> Cache effects are going to dominate. I see this stated frequently, but I rarel...

> Cache effects are going to dominate.

I see this stated frequently, but I rarely see evidence to back it up.

I grabbed his code, removed the drawing function and tested it with perf [1]. (Using glibc's qsort).

First test was with 1 million elements in the array. That's 4 MB of data, so it fits in L3 cache with room to spare.

Perf reports an average of 1.02 instructions/cycle with a cache miss rate of 2.829%.

Second test: 10 million elements (40 MB). Doesn't fit in cache.

Perf says: 0.95 instructions/cycle, cache miss rate of 37.352%.

Third test has 500 million elements (2 GB). Fits in RAM but not cache.

1.01 instructions/cycle and a cache miss rate of 66.555%.

If the CPU was stalling frequently, waiting for data, I would expect the number of instructions/cycle to drop dramatically as the cache miss rate increases.
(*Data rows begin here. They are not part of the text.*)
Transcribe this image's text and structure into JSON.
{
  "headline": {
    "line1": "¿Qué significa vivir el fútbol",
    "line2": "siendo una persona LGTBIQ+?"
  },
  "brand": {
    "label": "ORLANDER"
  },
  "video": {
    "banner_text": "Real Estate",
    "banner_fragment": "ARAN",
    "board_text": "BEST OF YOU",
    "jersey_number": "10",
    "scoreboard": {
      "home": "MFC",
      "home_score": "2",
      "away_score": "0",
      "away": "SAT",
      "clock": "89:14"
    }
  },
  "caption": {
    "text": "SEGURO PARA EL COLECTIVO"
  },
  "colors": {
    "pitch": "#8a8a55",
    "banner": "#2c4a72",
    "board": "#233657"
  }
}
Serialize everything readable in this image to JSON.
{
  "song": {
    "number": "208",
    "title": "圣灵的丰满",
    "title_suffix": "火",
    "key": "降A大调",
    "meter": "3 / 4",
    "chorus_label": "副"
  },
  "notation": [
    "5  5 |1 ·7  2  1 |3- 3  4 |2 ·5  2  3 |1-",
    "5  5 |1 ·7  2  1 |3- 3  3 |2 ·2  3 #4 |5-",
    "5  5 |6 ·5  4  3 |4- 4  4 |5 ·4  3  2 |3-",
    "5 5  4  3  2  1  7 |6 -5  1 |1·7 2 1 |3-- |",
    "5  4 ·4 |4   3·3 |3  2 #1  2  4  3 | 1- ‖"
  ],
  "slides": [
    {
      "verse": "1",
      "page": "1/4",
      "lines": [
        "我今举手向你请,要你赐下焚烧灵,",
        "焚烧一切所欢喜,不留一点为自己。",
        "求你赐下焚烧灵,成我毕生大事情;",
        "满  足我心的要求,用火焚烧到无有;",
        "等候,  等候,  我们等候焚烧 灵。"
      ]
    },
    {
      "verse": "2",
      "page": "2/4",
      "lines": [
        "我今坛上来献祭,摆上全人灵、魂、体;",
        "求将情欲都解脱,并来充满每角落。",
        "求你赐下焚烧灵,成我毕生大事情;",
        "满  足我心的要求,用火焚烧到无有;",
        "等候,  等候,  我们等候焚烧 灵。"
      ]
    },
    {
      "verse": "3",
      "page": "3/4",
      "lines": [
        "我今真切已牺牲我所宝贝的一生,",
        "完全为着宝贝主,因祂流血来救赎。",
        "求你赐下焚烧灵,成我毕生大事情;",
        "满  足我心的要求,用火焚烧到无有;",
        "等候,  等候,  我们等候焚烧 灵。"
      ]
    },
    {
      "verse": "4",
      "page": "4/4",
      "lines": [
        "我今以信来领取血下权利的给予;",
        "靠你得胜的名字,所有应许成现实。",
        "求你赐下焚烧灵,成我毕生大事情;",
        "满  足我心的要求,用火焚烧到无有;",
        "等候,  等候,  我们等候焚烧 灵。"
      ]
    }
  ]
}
It drops slightly from 4MB to 40MB, but inexplicable increases from 40MB to 2GB.

So I see two possibilities:

1. I'm dumb and misinterpreting the perf data.

2. The out-of-order core can work around data stalls so effectively for this algorithm, the cache miss rate doesn't really matter.

[1] https://perf.wiki.kernel.org/index.php/Main_Page